Iris and I found this amusing to no end.  We spent the following couple of hours "suddenly" looking at things.  "Suddenly I looked, and you were children," I said.  "Suddenly you looked, and your mother was middle-aged."

Tuesday, October 15, 2013

what we have learned

Recently I asked the children what they had learned from me.  They drew a complete blank for some time.  Then Iris had an inspiration.  "The difference between champagne and sparkling wine!  Champagne is from Champagne, and everything else is sparkling wine."

I felt a bit taken aback.  Surely I had given them so much more.  Even if we were to limit ourselves to this bit of knowledge, where were cava and prosecco?  I decided to make the best of it and asked cautiously, "And how do you tell how good it is?"

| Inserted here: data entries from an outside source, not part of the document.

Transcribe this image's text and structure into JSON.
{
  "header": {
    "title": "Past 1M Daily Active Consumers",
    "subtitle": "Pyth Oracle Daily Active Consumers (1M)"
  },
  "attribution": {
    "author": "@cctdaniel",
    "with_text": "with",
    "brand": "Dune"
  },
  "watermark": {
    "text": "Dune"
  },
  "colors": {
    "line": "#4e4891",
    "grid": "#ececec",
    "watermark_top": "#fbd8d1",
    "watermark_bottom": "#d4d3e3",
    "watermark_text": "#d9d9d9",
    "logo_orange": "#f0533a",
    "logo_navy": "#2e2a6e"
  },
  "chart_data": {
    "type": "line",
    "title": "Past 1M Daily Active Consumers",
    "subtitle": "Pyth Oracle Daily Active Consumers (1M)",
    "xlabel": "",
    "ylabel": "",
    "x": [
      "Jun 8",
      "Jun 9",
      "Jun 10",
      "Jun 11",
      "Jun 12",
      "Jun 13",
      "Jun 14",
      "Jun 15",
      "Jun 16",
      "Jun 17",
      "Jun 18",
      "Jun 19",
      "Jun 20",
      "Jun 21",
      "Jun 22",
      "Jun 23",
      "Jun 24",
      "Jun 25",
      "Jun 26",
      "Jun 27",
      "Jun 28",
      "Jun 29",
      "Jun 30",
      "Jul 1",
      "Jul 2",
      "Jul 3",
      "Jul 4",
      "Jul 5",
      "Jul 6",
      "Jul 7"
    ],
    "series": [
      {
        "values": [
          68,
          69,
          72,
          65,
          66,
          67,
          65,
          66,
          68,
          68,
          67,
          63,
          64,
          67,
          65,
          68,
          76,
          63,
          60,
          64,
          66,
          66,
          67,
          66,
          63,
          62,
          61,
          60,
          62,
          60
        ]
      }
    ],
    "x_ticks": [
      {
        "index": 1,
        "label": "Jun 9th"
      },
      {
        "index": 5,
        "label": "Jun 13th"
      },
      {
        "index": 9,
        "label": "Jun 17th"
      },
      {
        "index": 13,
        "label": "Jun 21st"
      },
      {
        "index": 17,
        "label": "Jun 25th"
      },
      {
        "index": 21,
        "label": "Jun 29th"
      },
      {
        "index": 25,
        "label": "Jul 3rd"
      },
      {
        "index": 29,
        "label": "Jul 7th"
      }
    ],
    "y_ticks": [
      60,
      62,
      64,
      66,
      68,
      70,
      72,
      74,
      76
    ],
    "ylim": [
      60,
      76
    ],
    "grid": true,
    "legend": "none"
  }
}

"By the size of the bubbles," answered my non-drinking minor child triumphantly.  At least I have imparted something useful, I consoled myself.  They won't be drinking AndrĂ© on my watch, I thought.

Thursday, October 03, 2013

the stereotypes are so wrong

In our culture, the crazy cat lady is viewed as living frugally. She and her many cats live off a shared diet of cat food in a small apartment quite cozily (but undoubtedly with the heat on a low setting).

It's all wrong.  Today I took our most majestic animal, Frowst, to a vet, where I paid $666 (not kidding) and took home an estimate for an additional fee of $1,800.  Being a crazy cat lady is a luxury lifestyle.

Wednesday, October 02, 2013

the queen of TMI on Facebook

At Burning Man this year I fell into conversation with a stranger as we had morning cocktails in the deep desert, where you can ride your bike far out to see some large installations.  The conversation somehow drifted to the point where I confided, "I'm the queen of TMI on Facebook."

My new acquaintance did a double take and said, "You're the Drunken Housewife!"

I was so surprised by this that it was a wonder I didn't spill my drink.